# Research Projects

## Using Canonical Correlation Analysis (CCA) for Opinion Visualization

Siamak Faridani, David Wong, Ephrat Bitton and Ken Goldberg

Opinion Space is an existing collaboration and discussion forum using techniques from deliberative polling, collaborative filtering, and multidimensional visualization [1]. The system collects opinions on statements as scalar values on a continuous scale and applies dimensionality reduction to project the data onto a two-dimensional plane for visualization and navigation. This technique effectively places all participants onto one level playing field. Points far apart correspond to participants with very different opinions, and participants with proximal points share similar opinions. Participants in Opinion Space also write a textual response to a discussion question and are encouraged to earn points through reading and rating the responses of others. In this project we use Canonical Correlation Analysis (CCA) which uses both the participant's numerical data and textual responses to calculate a user's position on the plane. The CCA algorithm finds a linear transformation for two sets of data that maximizes the correlation between the transformed sets of data.
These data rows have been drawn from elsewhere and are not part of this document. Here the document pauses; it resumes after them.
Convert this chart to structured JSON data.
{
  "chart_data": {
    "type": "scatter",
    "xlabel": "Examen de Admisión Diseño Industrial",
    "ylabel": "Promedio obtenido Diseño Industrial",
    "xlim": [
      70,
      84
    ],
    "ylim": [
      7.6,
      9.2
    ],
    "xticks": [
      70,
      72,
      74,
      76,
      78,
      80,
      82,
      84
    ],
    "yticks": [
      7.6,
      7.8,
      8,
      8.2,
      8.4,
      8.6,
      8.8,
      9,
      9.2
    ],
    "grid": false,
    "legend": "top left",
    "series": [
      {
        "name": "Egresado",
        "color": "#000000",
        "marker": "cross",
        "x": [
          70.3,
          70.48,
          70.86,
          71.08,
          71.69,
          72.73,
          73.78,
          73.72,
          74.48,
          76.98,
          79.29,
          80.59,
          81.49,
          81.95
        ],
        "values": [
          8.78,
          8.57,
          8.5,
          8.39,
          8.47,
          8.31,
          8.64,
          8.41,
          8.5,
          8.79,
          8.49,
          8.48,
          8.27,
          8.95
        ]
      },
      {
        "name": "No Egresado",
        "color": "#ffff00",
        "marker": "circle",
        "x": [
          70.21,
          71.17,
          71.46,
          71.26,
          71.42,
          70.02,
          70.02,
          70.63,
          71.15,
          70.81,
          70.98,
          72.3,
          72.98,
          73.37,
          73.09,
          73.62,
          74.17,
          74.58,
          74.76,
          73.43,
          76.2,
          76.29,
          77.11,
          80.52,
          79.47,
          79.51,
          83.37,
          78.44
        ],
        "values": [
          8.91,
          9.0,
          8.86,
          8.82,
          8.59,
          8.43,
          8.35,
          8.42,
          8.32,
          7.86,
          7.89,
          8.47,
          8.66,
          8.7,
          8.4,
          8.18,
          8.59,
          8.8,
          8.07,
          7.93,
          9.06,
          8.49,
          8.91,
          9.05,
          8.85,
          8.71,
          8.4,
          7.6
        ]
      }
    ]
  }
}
We designed a formal quantitative framework to compare the quality of the projections yielded by Principal Component Analysis (PCA) and CCA. We found that CCA had the greatest correlation between spatial distance and agreement rating of comments. Numerical results on the current dataset suggest that CCA is a more effective dimensionality reduction method for Opinion Space than PCA.

Figure 1: Multidimensional visualization of Opinion Space.

Figure 2: Table 1. Canonical Correlation Analysis provides the highest correlation between spatial distances and agreement rating values of comments.

- [1]
- S. Faridani, E. Bitton, K. Ryokai, and K. Goldberg. Opinion space: a scalable tool for browsing online comments. In Proceedings of the 28th international conference on Human factors in computing systems, pages 1175–1184. ACM, 2010.